For this reason, the European Commission considers stegomalware as a new advanced and persistent threat to be vigorously faced. Hence, the EU has funded the SIMARGL project - Secure intelligent methods for advanced recognition of malware, stegomalware & information hiding methods (Grant Agreement n ° 833042), funded with a total budget of 6 million Euros. In SIMARGL, Pluribus One cooperates with international actors such as Airbus, Siveco, Thales, Orange Cert, FernUniversität (project coordinator), and other two Italian partners: CNR, Genoa Unit, with its studies on Energy-Aware detection algorithms based on artificial intelligence; Numera, a company operating in the ICT sector based in Sassari, with its systems for credit transactions.
Pluribus One participates in the project making available two solutions. One is its flagship product for the security of the web applications: Attack Prophecy, advanced system for the detection and protection against web attacks, based on (adversarial) Machine Learning algorithms. The second is AIsafe DNS, a comprehensive solution for the prevention and detection of endpoints threats, that offers coverage against a wide range of threats, from malware to phishing, enabling the mitigation of the risk associated with them.
Altoghether, the SIMARGL consortium, is made up of 14 international partners from 7 countries (Netzfactor, Itti, Warsaw University, IIR, RoEduNet, Stichting CUIng Foundation also participate in the partnership). They will provide artificial intelligence studies, sophisticated products already available, and machine learning algorithms, to propose an integrated solution capable of dealing with different scenarios, acting at different levels: from network traffic monitoring to the detection blurred bits within images. It is an example of the know-how put in place by the consortium: latest generation web application firewalls based on machine learning algorithms, web gateways, concept drift detectors, advanced signal processing systems, lifelong learning intelligent systems (LLIS), hybrid classifiers.

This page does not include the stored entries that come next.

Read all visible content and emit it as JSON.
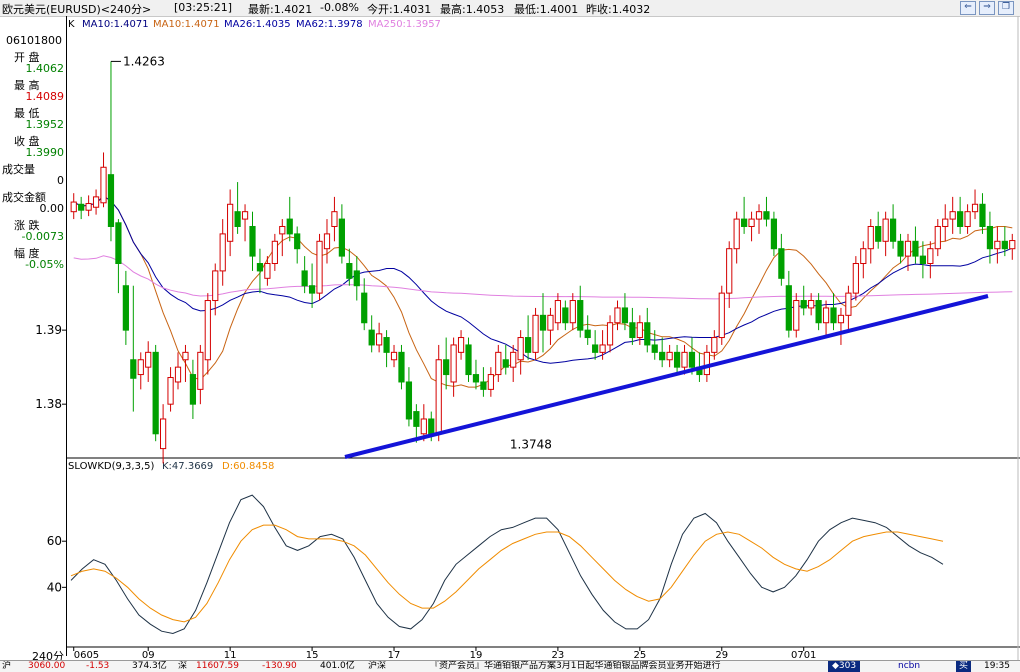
{
  "window": {
    "title": "欧元美元(EURUSD)<240分>",
    "time": "[03:25:21]",
    "latest": "最新:1.4021",
    "change_pct": "-0.08%",
    "open_today": "今开:1.4031",
    "high": "最高:1.4053",
    "low": "最低:1.4001",
    "prev_close": "昨收:1.4032"
  },
  "side_panel": {
    "date": "06101800",
    "open_label": "开  盘",
    "open_value": "1.4062",
    "high_label": "最  高",
    "high_value": "1.4089",
    "low_label": "最  低",
    "low_value": "1.3952",
    "close_label": "收  盘",
    "close_value": "1.3990",
    "volume_label": "成交量",
    "volume_value": "0",
    "amount_label": "成交金额",
    "amount_value": "0.00",
    "change_label": "涨  跌",
    "change_value": "-0.0073",
    "range_label": "幅  度",
    "range_value": "-0.05%",
    "period_label": "240分"
  },
  "colors": {
    "up": "#d40000",
    "down": "#00a000",
    "ma10": "#c86414",
    "ma26": "#0000a0",
    "ma250": "#e080e0",
    "trendline": "#1414d8",
    "k_line": "#1e3246",
    "d_line": "#f08c00",
    "label_text": "#000000",
    "value_text": "#008000",
    "high_text": "#d40000"
  },
  "legend": {
    "k": "K",
    "ma10a": "MA10:1.4071",
    "ma10b": "MA10:1.4071",
    "ma26": "MA26:1.4035",
    "ma62": "MA62:1.3978",
    "ma250": "MA250:1.3957",
    "slowkd": "SLOWKD(9,3,3,5)",
    "slowk": "K:47.3669",
    "slowd": "D:60.8458"
  },
  "chart_data": [
    {
      "type": "candlestick",
      "ylim": [
        1.373,
        1.43
      ],
      "y_ticks": [
        "1.39",
        "1.38"
      ],
      "y_tick_values": [
        1.39,
        1.38
      ],
      "annotations": [
        {
          "label": "1.4263",
          "x": 5,
          "value": 1.4263
        },
        {
          "label": "1.3748",
          "x": 65,
          "value": 1.3748
        }
      ],
      "candles": [
        [
          1.406,
          1.4085,
          1.405,
          1.4073
        ],
        [
          1.407,
          1.408,
          1.405,
          1.4062
        ],
        [
          1.4062,
          1.4082,
          1.4054,
          1.4071
        ],
        [
          1.4066,
          1.409,
          1.4056,
          1.408
        ],
        [
          1.4072,
          1.414,
          1.4066,
          1.412
        ],
        [
          1.411,
          1.4263,
          1.402,
          1.404
        ],
        [
          1.4045,
          1.405,
          1.395,
          1.399
        ],
        [
          1.396,
          1.398,
          1.388,
          1.39
        ],
        [
          1.386,
          1.396,
          1.379,
          1.3835
        ],
        [
          1.384,
          1.387,
          1.382,
          1.386
        ],
        [
          1.385,
          1.3885,
          1.383,
          1.387
        ],
        [
          1.387,
          1.388,
          1.375,
          1.376
        ],
        [
          1.374,
          1.38,
          1.372,
          1.378
        ],
        [
          1.38,
          1.385,
          1.379,
          1.3836
        ],
        [
          1.383,
          1.387,
          1.382,
          1.385
        ],
        [
          1.386,
          1.388,
          1.383,
          1.387
        ],
        [
          1.384,
          1.386,
          1.378,
          1.38
        ],
        [
          1.382,
          1.388,
          1.38,
          1.387
        ],
        [
          1.386,
          1.395,
          1.384,
          1.394
        ],
        [
          1.394,
          1.399,
          1.392,
          1.398
        ],
        [
          1.398,
          1.405,
          1.396,
          1.403
        ],
        [
          1.402,
          1.409,
          1.4,
          1.407
        ],
        [
          1.406,
          1.41,
          1.403,
          1.404
        ],
        [
          1.405,
          1.407,
          1.402,
          1.406
        ],
        [
          1.404,
          1.406,
          1.398,
          1.4
        ],
        [
          1.399,
          1.401,
          1.395,
          1.398
        ],
        [
          1.397,
          1.4,
          1.396,
          1.399
        ],
        [
          1.399,
          1.403,
          1.398,
          1.402
        ],
        [
          1.403,
          1.405,
          1.4,
          1.404
        ],
        [
          1.405,
          1.408,
          1.402,
          1.403
        ],
        [
          1.403,
          1.404,
          1.399,
          1.401
        ],
        [
          1.398,
          1.4,
          1.395,
          1.396
        ],
        [
          1.396,
          1.399,
          1.393,
          1.395
        ],
        [
          1.395,
          1.403,
          1.394,
          1.402
        ],
        [
          1.401,
          1.405,
          1.399,
          1.403
        ],
        [
          1.404,
          1.408,
          1.402,
          1.406
        ],
        [
          1.405,
          1.407,
          1.399,
          1.4
        ],
        [
          1.399,
          1.401,
          1.396,
          1.397
        ],
        [
          1.398,
          1.4,
          1.394,
          1.396
        ],
        [
          1.395,
          1.397,
          1.39,
          1.391
        ],
        [
          1.39,
          1.392,
          1.387,
          1.388
        ],
        [
          1.388,
          1.391,
          1.387,
          1.3895
        ],
        [
          1.389,
          1.39,
          1.385,
          1.387
        ],
        [
          1.386,
          1.388,
          1.385,
          1.387
        ],
        [
          1.387,
          1.388,
          1.382,
          1.383
        ],
        [
          1.383,
          1.385,
          1.377,
          1.378
        ],
        [
          1.379,
          1.38,
          1.3748,
          1.377
        ],
        [
          1.376,
          1.38,
          1.375,
          1.378
        ],
        [
          1.378,
          1.379,
          1.375,
          1.376
        ],
        [
          1.376,
          1.388,
          1.375,
          1.386
        ],
        [
          1.386,
          1.389,
          1.382,
          1.384
        ],
        [
          1.383,
          1.389,
          1.381,
          1.388
        ],
        [
          1.387,
          1.39,
          1.386,
          1.389
        ],
        [
          1.388,
          1.389,
          1.383,
          1.384
        ],
        [
          1.384,
          1.386,
          1.382,
          1.383
        ],
        [
          1.383,
          1.385,
          1.381,
          1.382
        ],
        [
          1.382,
          1.385,
          1.381,
          1.384
        ],
        [
          1.384,
          1.388,
          1.383,
          1.387
        ],
        [
          1.386,
          1.388,
          1.384,
          1.385
        ],
        [
          1.385,
          1.388,
          1.383,
          1.387
        ],
        [
          1.386,
          1.39,
          1.384,
          1.389
        ],
        [
          1.389,
          1.392,
          1.386,
          1.387
        ],
        [
          1.387,
          1.393,
          1.386,
          1.392
        ],
        [
          1.392,
          1.395,
          1.387,
          1.39
        ],
        [
          1.39,
          1.393,
          1.388,
          1.392
        ],
        [
          1.391,
          1.395,
          1.39,
          1.394
        ],
        [
          1.393,
          1.394,
          1.39,
          1.391
        ],
        [
          1.391,
          1.395,
          1.39,
          1.394
        ],
        [
          1.394,
          1.396,
          1.389,
          1.39
        ],
        [
          1.39,
          1.392,
          1.388,
          1.389
        ],
        [
          1.388,
          1.39,
          1.386,
          1.387
        ],
        [
          1.387,
          1.39,
          1.386,
          1.388
        ],
        [
          1.388,
          1.392,
          1.387,
          1.391
        ],
        [
          1.391,
          1.394,
          1.39,
          1.393
        ],
        [
          1.393,
          1.395,
          1.39,
          1.391
        ],
        [
          1.391,
          1.393,
          1.388,
          1.389
        ],
        [
          1.389,
          1.392,
          1.388,
          1.391
        ],
        [
          1.391,
          1.393,
          1.387,
          1.388
        ],
        [
          1.388,
          1.39,
          1.386,
          1.387
        ],
        [
          1.387,
          1.389,
          1.385,
          1.386
        ],
        [
          1.386,
          1.388,
          1.385,
          1.387
        ],
        [
          1.387,
          1.388,
          1.384,
          1.385
        ],
        [
          1.385,
          1.388,
          1.384,
          1.387
        ],
        [
          1.387,
          1.389,
          1.384,
          1.385
        ],
        [
          1.385,
          1.387,
          1.383,
          1.384
        ],
        [
          1.384,
          1.388,
          1.383,
          1.387
        ],
        [
          1.387,
          1.39,
          1.386,
          1.389
        ],
        [
          1.389,
          1.396,
          1.388,
          1.395
        ],
        [
          1.395,
          1.402,
          1.393,
          1.401
        ],
        [
          1.401,
          1.406,
          1.399,
          1.405
        ],
        [
          1.405,
          1.408,
          1.403,
          1.404
        ],
        [
          1.404,
          1.406,
          1.402,
          1.405
        ],
        [
          1.405,
          1.407,
          1.403,
          1.406
        ],
        [
          1.406,
          1.408,
          1.404,
          1.405
        ],
        [
          1.405,
          1.406,
          1.4,
          1.401
        ],
        [
          1.401,
          1.403,
          1.396,
          1.397
        ],
        [
          1.396,
          1.398,
          1.389,
          1.39
        ],
        [
          1.39,
          1.395,
          1.389,
          1.394
        ],
        [
          1.394,
          1.396,
          1.392,
          1.393
        ],
        [
          1.393,
          1.395,
          1.392,
          1.394
        ],
        [
          1.394,
          1.395,
          1.39,
          1.391
        ],
        [
          1.391,
          1.394,
          1.389,
          1.393
        ],
        [
          1.393,
          1.395,
          1.39,
          1.391
        ],
        [
          1.391,
          1.393,
          1.388,
          1.392
        ],
        [
          1.392,
          1.396,
          1.39,
          1.395
        ],
        [
          1.395,
          1.4,
          1.394,
          1.399
        ],
        [
          1.399,
          1.402,
          1.397,
          1.401
        ],
        [
          1.401,
          1.405,
          1.399,
          1.404
        ],
        [
          1.404,
          1.406,
          1.401,
          1.402
        ],
        [
          1.402,
          1.406,
          1.4,
          1.405
        ],
        [
          1.405,
          1.407,
          1.401,
          1.402
        ],
        [
          1.402,
          1.403,
          1.399,
          1.4
        ],
        [
          1.4,
          1.403,
          1.398,
          1.402
        ],
        [
          1.402,
          1.404,
          1.399,
          1.4
        ],
        [
          1.4,
          1.402,
          1.397,
          1.399
        ],
        [
          1.399,
          1.402,
          1.397,
          1.401
        ],
        [
          1.401,
          1.405,
          1.4,
          1.404
        ],
        [
          1.404,
          1.407,
          1.402,
          1.405
        ],
        [
          1.405,
          1.408,
          1.403,
          1.406
        ],
        [
          1.406,
          1.408,
          1.403,
          1.404
        ],
        [
          1.404,
          1.407,
          1.403,
          1.406
        ],
        [
          1.406,
          1.409,
          1.405,
          1.407
        ],
        [
          1.407,
          1.4085,
          1.403,
          1.404
        ],
        [
          1.404,
          1.406,
          1.399,
          1.401
        ],
        [
          1.401,
          1.404,
          1.399,
          1.402
        ],
        [
          1.402,
          1.404,
          1.4,
          1.401
        ],
        [
          1.401,
          1.403,
          1.3995,
          1.4021
        ]
      ]
    },
    {
      "type": "line",
      "name": "SLOWKD",
      "ylim": [
        15,
        90
      ],
      "y_ticks": [
        "60",
        "40"
      ],
      "y_tick_values": [
        60,
        40
      ],
      "x_ticks": [
        "0605",
        "09",
        "11",
        "15",
        "17",
        "19",
        "23",
        "25",
        "29",
        "0701"
      ],
      "x_tick_positions": [
        0,
        10,
        21,
        32,
        43,
        54,
        65,
        76,
        87,
        98
      ],
      "series": [
        {
          "name": "K",
          "values": [
            43,
            48,
            52,
            50,
            43,
            35,
            28,
            24,
            21,
            20,
            22,
            30,
            42,
            55,
            68,
            78,
            80,
            75,
            66,
            58,
            56,
            58,
            62,
            63,
            61,
            53,
            43,
            33,
            27,
            23,
            22,
            26,
            33,
            43,
            50,
            54,
            58,
            62,
            65,
            66,
            68,
            70,
            70,
            65,
            55,
            45,
            37,
            30,
            25,
            22,
            22,
            26,
            35,
            50,
            63,
            70,
            72,
            68,
            60,
            53,
            46,
            40,
            38,
            40,
            45,
            52,
            60,
            65,
            68,
            70,
            69,
            68,
            66,
            62,
            58,
            55,
            53,
            50
          ]
        },
        {
          "name": "D",
          "values": [
            45,
            47,
            48,
            47,
            44,
            40,
            35,
            31,
            28,
            26,
            25,
            27,
            33,
            42,
            52,
            60,
            65,
            67,
            67,
            65,
            62,
            61,
            61,
            61,
            60,
            58,
            54,
            48,
            42,
            37,
            33,
            31,
            31,
            34,
            38,
            43,
            48,
            52,
            56,
            59,
            61,
            63,
            64,
            64,
            62,
            58,
            53,
            48,
            43,
            39,
            36,
            34,
            35,
            40,
            47,
            54,
            60,
            63,
            64,
            63,
            60,
            57,
            53,
            50,
            48,
            47,
            49,
            52,
            56,
            60,
            62,
            63,
            64,
            64,
            63,
            62,
            61,
            60
          ]
        }
      ]
    }
  ],
  "status_bar": {
    "s1": "沪",
    "s2": "3060.00",
    "s3": "-1.53",
    "s4": "374.3亿",
    "s5": "深",
    "s6": "11607.59",
    "s7": "-130.90",
    "s8": "401.0亿",
    "s9": "沪深",
    "s10": "『资产会员』华通铂银产品方案3月1日起华通铂银品牌会员业务开始进行",
    "s11": "◆303",
    "s12": "ncbn",
    "s13": "买",
    "s14": "19:35"
  }
}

The platform will be tested on several use cases, including payment systems, online transactions, and network protocols of reputable international Internet and Mobile providers.
The journey of the SIMARGL project has just begun and will provide concrete answers to the challenges posed by stegomalware in the next two years (the project will end in April 2022). The research team is well aware that it is addressing a never-ending challenge, in which it is difficult to set a definitive conclusion. The battle between cops and robbers is a well-known axiom: the improvement of the first ones generates the improvement of the others and vice versa.